The balance between both is what fills newspapers. And sometimes, the two are combined into one story.

Like the sad statistic cited by Genieve Shelter Executive Director Mary Williams-Davis that two victims have died in Suffolk in the last year because of domestic violence. In a world where there is so much negative news to report, sometimes terrible statistics such as these fall through the cracks of our conscience.

And yet, the story also included a discussion of the Genieve Shelter, which does so much good in the community.

One such service will be sponsored by the Genieve Shelter, the Commonwealth’s Attorney’s Victim/Witness Services, Suffolk Redevelopment and Housing Authority and the U.S. Navy’s Fleet and Family Support Centers Mid-Atlantic.

The event, which will run from 6 to 8 p.m. on Tuesday, will be held at Triple T Sports Center and will include self-defense techniques and resources for domestic violence victims.
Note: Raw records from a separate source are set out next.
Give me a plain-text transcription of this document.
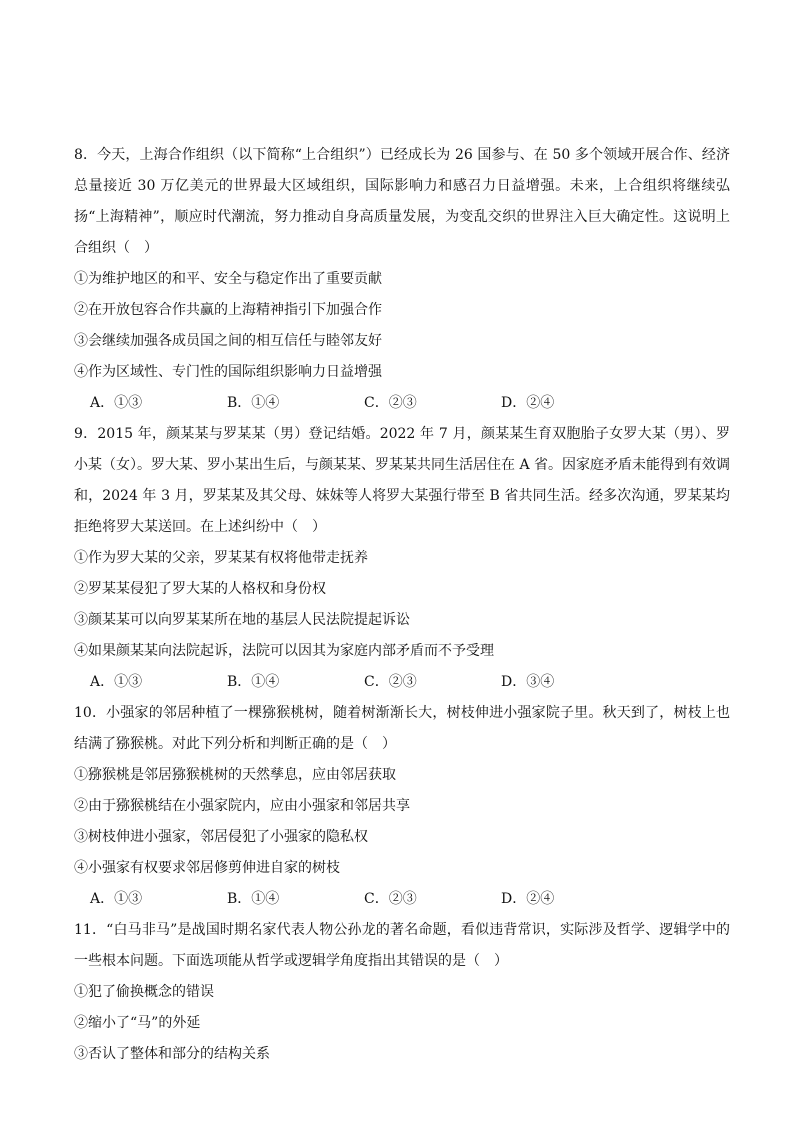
8．今天，上海合作组织（以下简称“上合组织”）已经成长为 26 国参与、在 50 多个领域开展合作、经济总量接近 30 万亿美元的世界最大区域组织，国际影响力和感召力日益增强。未来，上合组织将继续弘扬“上海精神”，顺应时代潮流，努力推动自身高质量发展，为变乱交织的世界注入巨大确定性。这说明上合组织（　）

①为维护地区的和平、安全与稳定作出了重要贡献

②在开放包容合作共赢的上海精神指引下加强合作

③会继续加强各成员国之间的相互信任与睦邻友好

④作为区域性、专门性的国际组织影响力日益增强

A．①③	B．①④	C．②③	D．②④

9．2015 年，颜某某与罗某某（男）登记结婚。2022 年 7 月，颜某某生育双胞胎子女罗大某（男）、罗小某（女）。罗大某、罗小某出生后，与颜某某、罗某某共同生活居住在 A 省。因家庭矛盾未能得到有效调和，2024 年 3 月，罗某某及其父母、妹妹等人将罗大某强行带至 B 省共同生活。经多次沟通，罗某某均拒绝将罗大某送回。在上述纠纷中（　）

①作为罗大某的父亲，罗某某有权将他带走抚养

②罗某某侵犯了罗大某的人格权和身份权

③颜某某可以向罗某某所在地的基层人民法院提起诉讼

④如果颜某某向法院起诉，法院可以因其为家庭内部矛盾而不予受理

A．①③	B．①④	C．②③	D．③④

10．小强家的邻居种植了一棵猕猴桃树，随着树渐渐长大，树枝伸进小强家院子里。秋天到了，树枝上也结满了猕猴桃。对此下列分析和判断正确的是（　）

①猕猴桃是邻居猕猴桃树的天然孳息，应由邻居获取

②由于猕猴桃结在小强家院内，应由小强家和邻居共享

③树枝伸进小强家，邻居侵犯了小强家的隐私权

④小强家有权要求邻居修剪伸进自家的树枝

A．①③	B．①④	C．②③	D．②④

11．“白马非马”是战国时期名家代表人物公孙龙的著名命题，看似违背常识，实际涉及哲学、逻辑学中的一些根本问题。下面选项能从哲学或逻辑学角度指出其错误的是（　）

①犯了偷换概念的错误

②缩小了“马”的外延

③否认了整体和部分的结构关系
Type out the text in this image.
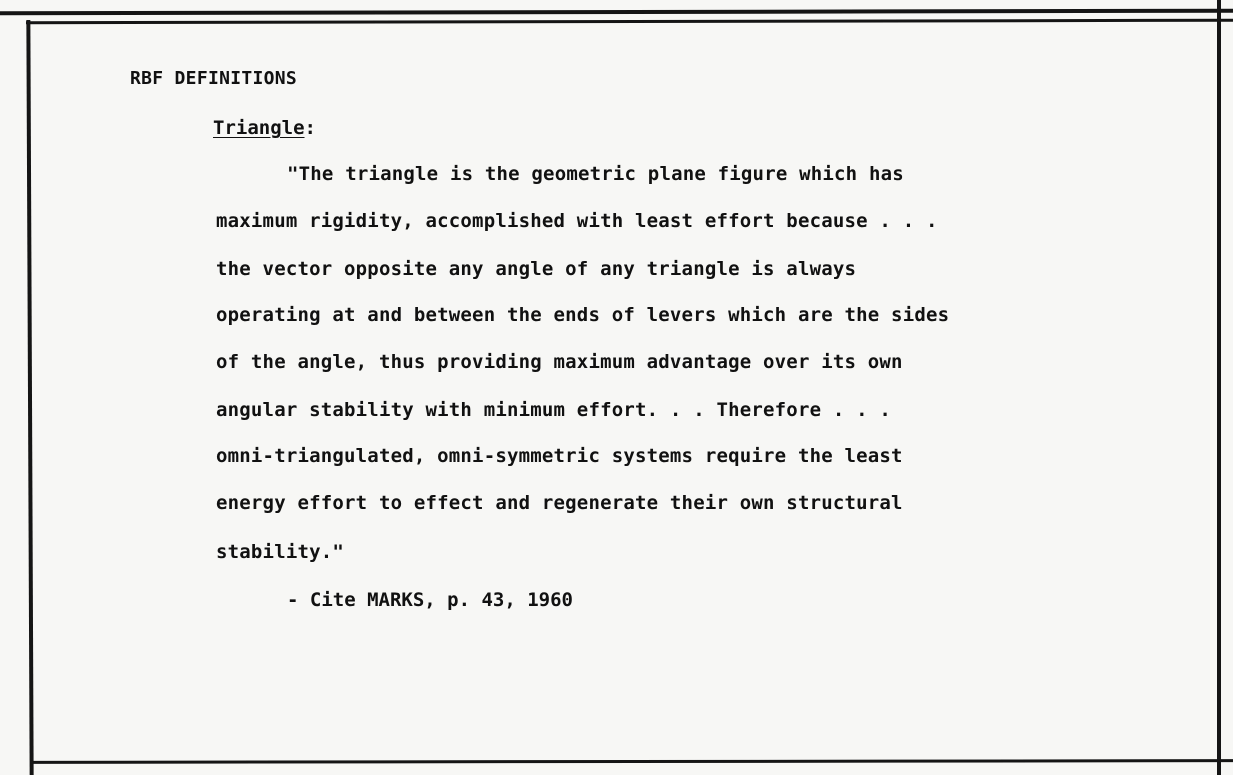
RBF DEFINITIONS
Triangle:
"The triangle is the geometric plane figure which has
maximum rigidity, accomplished with least effort because . . .
the vector opposite any angle of any triangle is always
operating at and between the ends of levers which are the sides
of the angle, thus providing maximum advantage over its own
angular stability with minimum effort. . . Therefore . . .
omni-triangulated, omni-symmetric systems require the least
energy effort to effect and regenerate their own structural
stability."
- Cite MARKS, p. 43, 1960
The Genieve Shelter also offers emergency shelter, housing, therapy and support groups for victims of domestic violence. The shelter even provides help finding employment, getting medical coverage and replacing necessities that had to be left behind in a bad situation. The good the shelter does for those who have faced the worst moments of their lives and escaped is inestimable.

But support networks like the Genieve Shelter need to be supported as well. That’s where we can all become part of the good programs in our community.

The Genieve Shelter has to support its own operation, as well as the many families it has taken under its wing. But in order to serve more victims struggling through difficult times, the shelter needs our help.

“We need more donors, and we need more volunteers,” Williams-Davis told the Suffolk News-Herald. Thanks to the poor economy, she said, domestic violence is on the uptick in Suffolk and the need for services has subsequently increased.

From donations of time, money or even coats, scarves and hats, everyone has the chance to be part of the good news in Suffolk.